In the following description, electronic devices are described with reference to the accompanying drawings, according to various embodiments of this disclosure. As used here, the term “user” may denote a human or another device (such as an artificial intelligent electronic device) using the electronic device.
Definitions for other certain words and phrases may be provided throughout this patent document. Those of ordinary skill in the art should understand that in many if not most instances, such definitions apply to prior as well as future uses of such defined words and phrases.
None of the description in this application should be read as implying that any particular element, step, or function is an essential element that must be included in the claim scope.
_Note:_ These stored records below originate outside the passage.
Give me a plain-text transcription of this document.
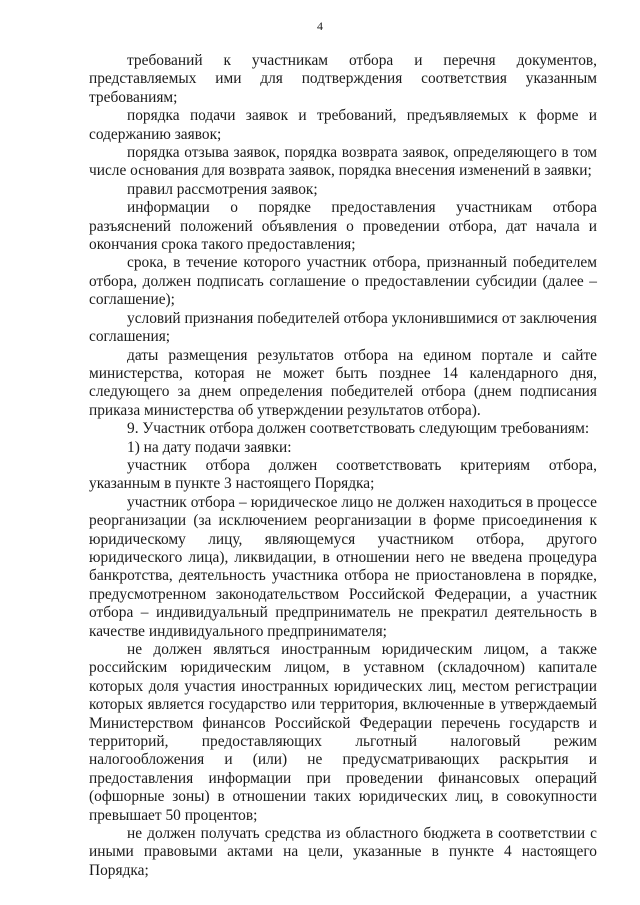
4

требований к участникам отбора и перечня документов, представляемых ими для подтверждения соответствия указанным требованиям;

порядка подачи заявок и требований, предъявляемых к форме и содержанию заявок;

порядка отзыва заявок, порядка возврата заявок, определяющего в том числе основания для возврата заявок, порядка внесения изменений в заявки;

правил рассмотрения заявок;

информации о порядке предоставления участникам отбора разъяснений положений объявления о проведении отбора, дат начала и окончания срока такого предоставления;

срока, в течение которого участник отбора, признанный победителем отбора, должен подписать соглашение о предоставлении субсидии (далее – соглашение);

условий признания победителей отбора уклонившимися от заключения соглашения;

даты размещения результатов отбора на едином портале и сайте министерства, которая не может быть позднее 14 календарного дня, следующего за днем определения победителей отбора (днем подписания приказа министерства об утверждении результатов отбора).

9. Участник отбора должен соответствовать следующим требованиям:

1) на дату подачи заявки:

участник отбора должен соответствовать критериям отбора, указанным в пункте 3 настоящего Порядка;

участник отбора – юридическое лицо не должен находиться в процессе реорганизации (за исключением реорганизации в форме присоединения к юридическому лицу, являющемуся участником отбора, другого юридического лица), ликвидации, в отношении него не введена процедура банкротства, деятельность участника отбора не приостановлена в порядке, предусмотренном законодательством Российской Федерации, а участник отбора – индивидуальный предприниматель не прекратил деятельность в качестве индивидуального предпринимателя;

не должен являться иностранным юридическим лицом, а также российским юридическим лицом, в уставном (складочном) капитале которых доля участия иностранных юридических лиц, местом регистрации которых является государство или территория, включенные в утверждаемый Министерством финансов Российской Федерации перечень государств и территорий, предоставляющих льготный налоговый режим налогообложения и (или) не предусматривающих раскрытия и предоставления информации при проведении финансовых операций (офшорные зоны) в отношении таких юридических лиц, в совокупности превышает 50 процентов;

не должен получать средства из областного бюджета в соответствии с иными правовыми актами на цели, указанные в пункте 4 настоящего Порядка;
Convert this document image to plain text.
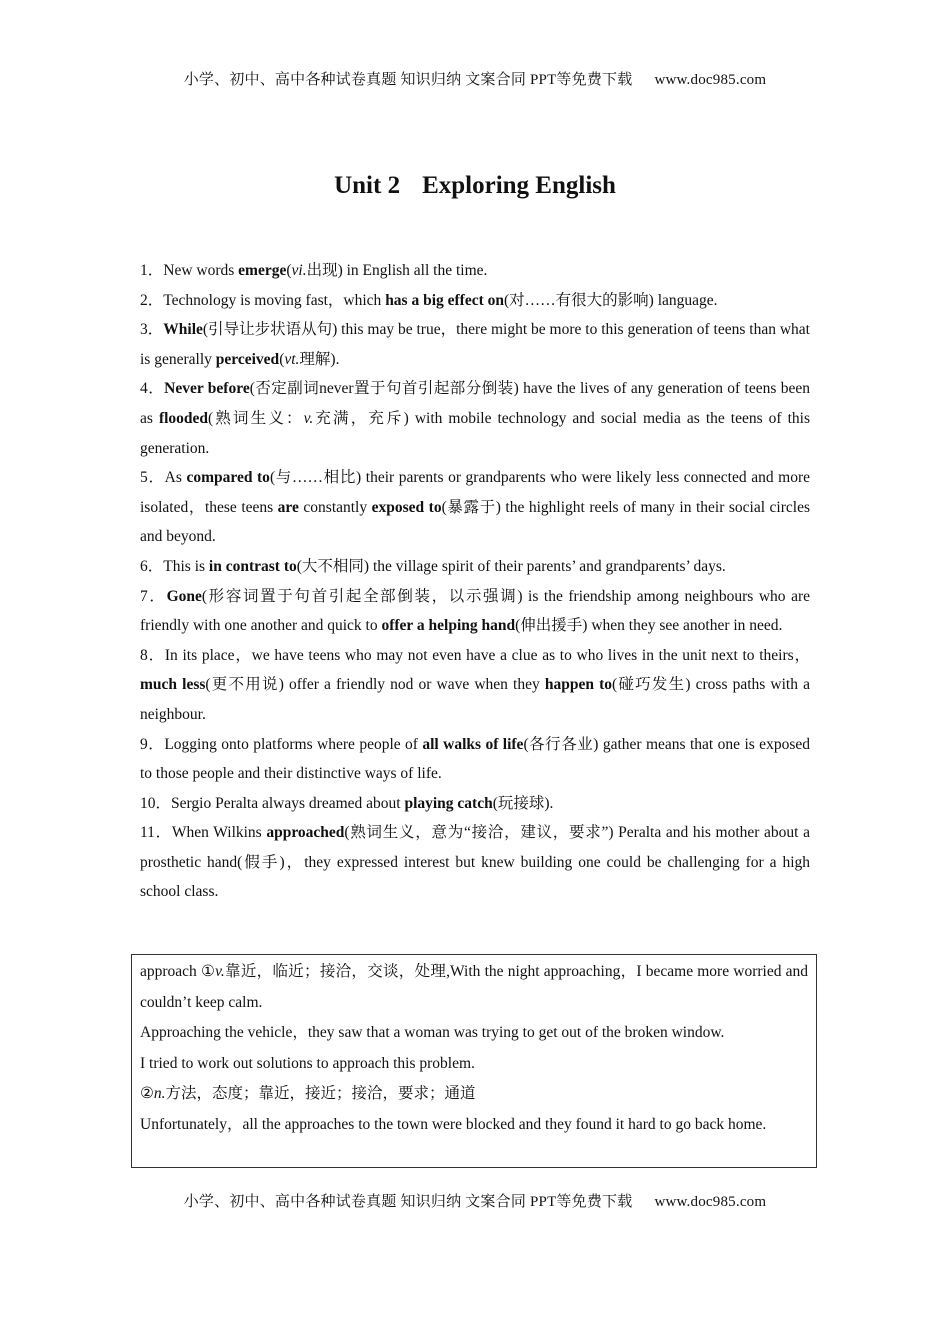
小学、初中、高中各种试卷真题 知识归纳 文案合同 PPT等免费下载 www.doc985.com
Unit 2 Exploring English

1．New words emerge(vi.出现) in English all the time.

2．Technology is moving fast，which has a big effect on(对……有很大的影响) language.

3．While(引导让步状语从句) this may be true，there might be more to this generation of teens than what is generally perceived(vt.理解).

4．Never before(否定副词never置于句首引起部分倒装) have the lives of any generation of teens been as flooded(熟词生义：v.充满，充斥) with mobile technology and social media as the teens of this generation.

5．As compared to(与……相比) their parents or grandparents who were likely less connected and more isolated，these teens are constantly exposed to(暴露于) the highlight reels of many in their social circles and beyond.

6．This is in contrast to(大不相同) the village spirit of their parents’ and grandparents’ days.

7．Gone(形容词置于句首引起全部倒装，以示强调) is the friendship among neighbours who are friendly with one another and quick to offer a helping hand(伸出援手) when they see another in need.

8．In its place，we have teens who may not even have a clue as to who lives in the unit next to theirs，much less(更不用说) offer a friendly nod or wave when they happen to(碰巧发生) cross paths with a neighbour.

9．Logging onto platforms where people of all walks of life(各行各业) gather means that one is exposed to those people and their distinctive ways of life.

10．Sergio Peralta always dreamed about playing catch(玩接球).

11．When Wilkins approached(熟词生义，意为“接洽，建议，要求”) Peralta and his mother about a prosthetic hand(假手)，they expressed interest but knew building one could be challenging for a high school class.

approach ①v.靠近，临近；接洽，交谈，处理,With the night approaching，I became more worried and couldn’t keep calm.

Approaching the vehicle，they saw that a woman was trying to get out of the broken window.

I tried to work out solutions to approach this problem.

②n.方法，态度；靠近，接近；接洽，要求；通道

Unfortunately，all the approaches to the town were blocked and they found it hard to go back home.

小学、初中、高中各种试卷真题 知识归纳 文案合同 PPT等免费下载 www.doc985.com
The scope of patented subject matter is defined only by the claims. Moreover, none of the claims is intended to invoke 35 U.S.C. § 112(f) unless the exact words “means for” are followed by a participle. Use of any other term, including without limitation “mechanism,” “module,” “device,” “unit,” “component,” “element,” “member,” “apparatus,” “machine,” “system,” “processor,” or “controller,” within a claim is understood by the Applicant to refer to structures known to those skilled in the relevant art and is not intended to invoke 35 U.S.C. § 112(f).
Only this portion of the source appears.